(AfriquesPlus) - C'est une crise diplomatique majeure qui se joue autour d'un luxueux hôtel particulier parisien. Selon un article de Mathieu Olivier paru le 5 août 2026 dans Jeune Afrique, les relations entre la Guinée équatoriale et la France sont au bord de la rupture.
Au cœur de la discorde : le mythique immeuble du 42 avenue Foch, ancienne résidence fastueuse de Teodoro Nguema Obiang Mangue (alias « Teodorín »), le fils aîné du chef de l'État et vice-président équato-guinéen.
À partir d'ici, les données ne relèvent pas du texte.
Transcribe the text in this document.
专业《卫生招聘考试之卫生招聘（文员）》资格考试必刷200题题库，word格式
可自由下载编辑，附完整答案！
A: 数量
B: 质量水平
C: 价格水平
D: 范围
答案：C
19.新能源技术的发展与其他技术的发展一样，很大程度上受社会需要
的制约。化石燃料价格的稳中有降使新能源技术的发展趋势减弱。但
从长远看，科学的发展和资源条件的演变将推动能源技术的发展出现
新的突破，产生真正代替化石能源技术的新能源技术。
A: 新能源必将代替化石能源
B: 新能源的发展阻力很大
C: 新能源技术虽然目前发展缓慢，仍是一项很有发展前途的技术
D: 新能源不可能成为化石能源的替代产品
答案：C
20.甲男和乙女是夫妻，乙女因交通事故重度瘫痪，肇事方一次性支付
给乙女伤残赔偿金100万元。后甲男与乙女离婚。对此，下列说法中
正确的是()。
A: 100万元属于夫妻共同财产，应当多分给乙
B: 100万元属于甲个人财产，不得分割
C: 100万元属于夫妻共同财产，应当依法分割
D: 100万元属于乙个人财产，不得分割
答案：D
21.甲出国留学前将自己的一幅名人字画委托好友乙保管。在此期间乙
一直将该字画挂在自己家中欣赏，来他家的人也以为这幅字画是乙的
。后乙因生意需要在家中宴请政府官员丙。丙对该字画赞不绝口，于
Confisqué définitivement par la justice française à la suite de la condamnation de Teodorín en appel pour blanchiment dans l'affaire retentissante des « biens mal acquis », ce bâtiment de plus de 100 pièces (estimé à plus de 100 millions d'euros) a récemment été placé sous scellés par les autorités françaises.
Seuls les bureaux abritant les services consulaires ont été épargnés, Malabo s'obstinant à revendiquer le statut diplomatique de l'ensemble de l'édifice, malgré un désaveu de la Cour internationale de justice (CIJ).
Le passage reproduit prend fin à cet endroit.